The Loss of a Giant

The news of Anthony Bourdain’s suicide devastates on a near-incomprehensible level. It will probably continue cutting for several weeks, whenever circumstances demand we refer to him in the past tense. I never met him, yet the loss I feel is palpable. That’s because Bourdain mattered.

I’m sure a lot of printed and online memorials will focus on Kitchen Confidential, his TV shows, and his outspoken “bad boy” attitude. These things should be mentioned. They built his mystique. Yet they don’t tell the story. At least, they shouldn’t be left alone to tell his story in total. Underneath the layer of admirable badass was an ambassador and a barrier-breaker, one that perpetually demonstrated that people in other communities and cultures were something to embrace, not to fear.
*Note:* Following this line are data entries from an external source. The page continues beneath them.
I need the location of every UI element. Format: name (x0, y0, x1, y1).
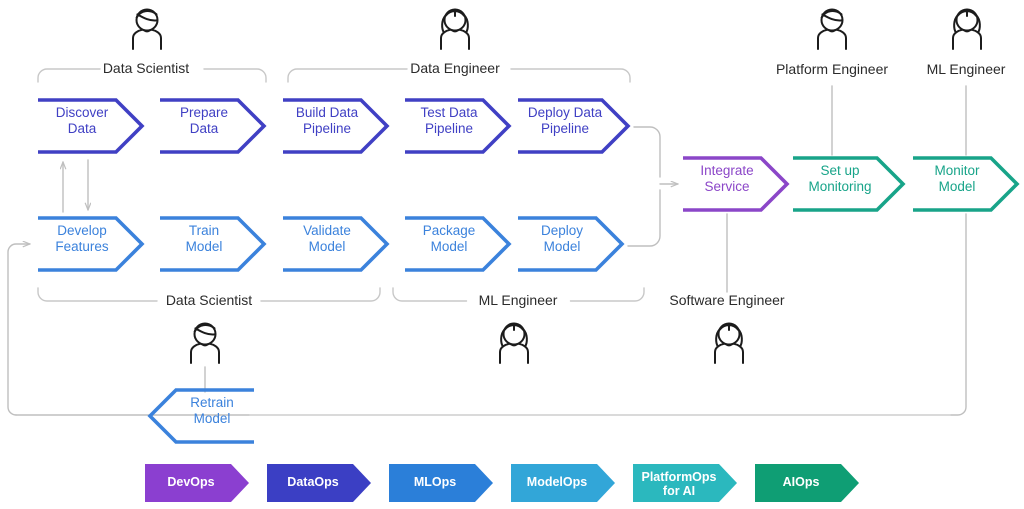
role-bot-ml-engineer: ML Engineer (478, 292, 558, 308)
person-icon-ml-engineer-top (952, 8, 982, 50)
role-top-data-scientist: Data Scientist (102, 60, 190, 76)
person-icon-platform-engineer (817, 8, 847, 50)
role-top-data-engineer: Data Engineer (410, 60, 500, 76)
role-bot-data-scientist: Data Scientist (165, 292, 253, 308)
person-icon-ml-engineer-bot (499, 322, 529, 364)
role-software-engineer: Software Engineer (669, 292, 785, 308)
role-ml-engineer-top: ML Engineer (926, 61, 1006, 77)
person-icon-data-scientist-top (132, 8, 162, 50)
person-icon-software-engineer (714, 322, 744, 364)
person-icon-data-engineer-top (440, 8, 470, 50)
mlops-diagram: Discover Data Prepare Data Build Data Pipe… (0, 0, 1024, 509)
person-icon-data-scientist-bot (190, 322, 220, 364)
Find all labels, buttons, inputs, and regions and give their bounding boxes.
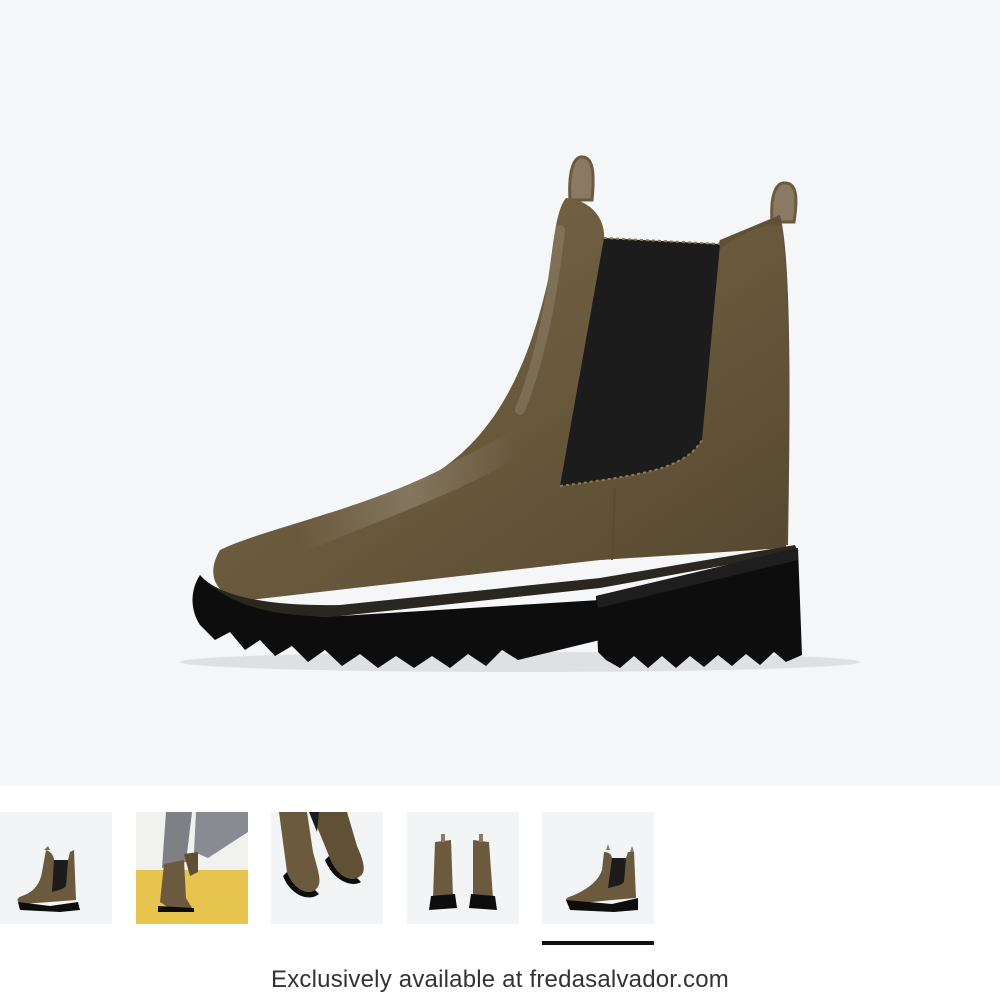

He accomplished this by teaching us how to eat and drink in a manner that transcended picking up a fork or a glass.

The best moments of food, drink, and travel are the “Bourdain moments.” These are the times when the curtain is peeled back to reveal the human element through conversation and stories. The passion of a chef. The encyclopedic knowledge of a bartender. The traditions of culture down to a hyper-regional level. Even the random dialogue with the patron sitting next to you. This is Anthony Bourdain’s true legacy. These are the moments that fuel our adventures and broaden our horizons. It’s the stuff that drove his mantra of “be a traveler, not a tourist.” It’s also the best parts of dining out or grabbing a cocktail regardless of where you’re located. These are the moments that ultimately stick with you for decades, much more than the details of that five-course meal you once considered “unforgettable.”

Bourdain was not without a few detractors, although most of this derision comes from highly stupid places. I’ve already seen someone subtly accuse him of appropriation because he was a white man that documented life in depressed areas populated by not-white people. It’s nearly impossible to fathom anyone willingly taking on such a position. One of the ongoing themes of his show was to make the viewer more conscientious of life from a global perspective. Never once did Bourdain use who he was or the color of his skin to lord over people. He always put himself equal or lower than his hosts out of honor and respect. This humility was integral to his career, perhaps best exemplified by how much he advocated the role of the Latino in the kitchen. (One of my favorite quotes from Kitchen Confidential: “The very backbone of the industry, whether you like it or not, is inexpensive Mexican, Dominican, Salvadorian and Ecuadorian labor-most of whom could cook you under the table without breaking a sweat.”). This was a man that didn’t look to exploit, he sought out to champion. Anyone that doesn’t realize that probably formed their opinion on the noise of select sound bytes. These people should keep their mouths shut for the next few weeks.

As days and weeks slip into years, it is my hope that Bourdain’s suicide is somehow not romanticized. This seems like an odd, if not terrible, thing to state now – particularly since he left a young child behind. Yet it’s not without precedent. There are some that have done this with Ernest Hemingway and Hunter S. Thompson, two larger-than-life writers with a thirst for experiences. These people point to their suicides and say, “those were guys that weren’t afraid to check out when they were done having adventures,” as if to say their self-inflicted demise was the grand, final act of bravado. Bourdain may not necessarily have the writing legacy of Hemingway or the gonzo approach of Thompson (although the latter may be up to debate), but his DNA was made of their same essence, which makes adding his name to this ill-begotten list possible. Sadly, I’ve already started to see talk like this bubble up to the surface, with people mentioning Bourdain had dropped hints that his life would end at his own hand. (The fact that Bourdain took his life at the same age as Hemingway might even pour more fuel onto this narrative over time.) If you hear someone take this position, speak out. This is a horrifying sentiment. Suicide is never romantic, and should never be viewed as an act of machismo. We should feel compelled to make sure this does not ultimately become part of his legacy. To do so would be a slap in the face not only to him and those he left behind, but also to those who are battling similar demons. Those that need our help. Those that we still can help.

There are options that can help you if you feel have nowhere to turn. The National Suicide Prevention Lifeline is available 24 hours a day, and can be reached at 1-800-273-TALK (8255). They also offer an online chat option if you prefer to share your feelings through text rather than voice. Don’t be afraid to share your struggles with close friends or loved ones. Those dearest to you won’t treat you as insignificant. They will make time for you. If you’re reading this, and if I fall into this “dearest to you” category, I assure you this is no lip service. I’m here to talk. I’m here to listen. I’m just here.

RIP, Anthony Bourdain. You will be missed, and you will be remembered.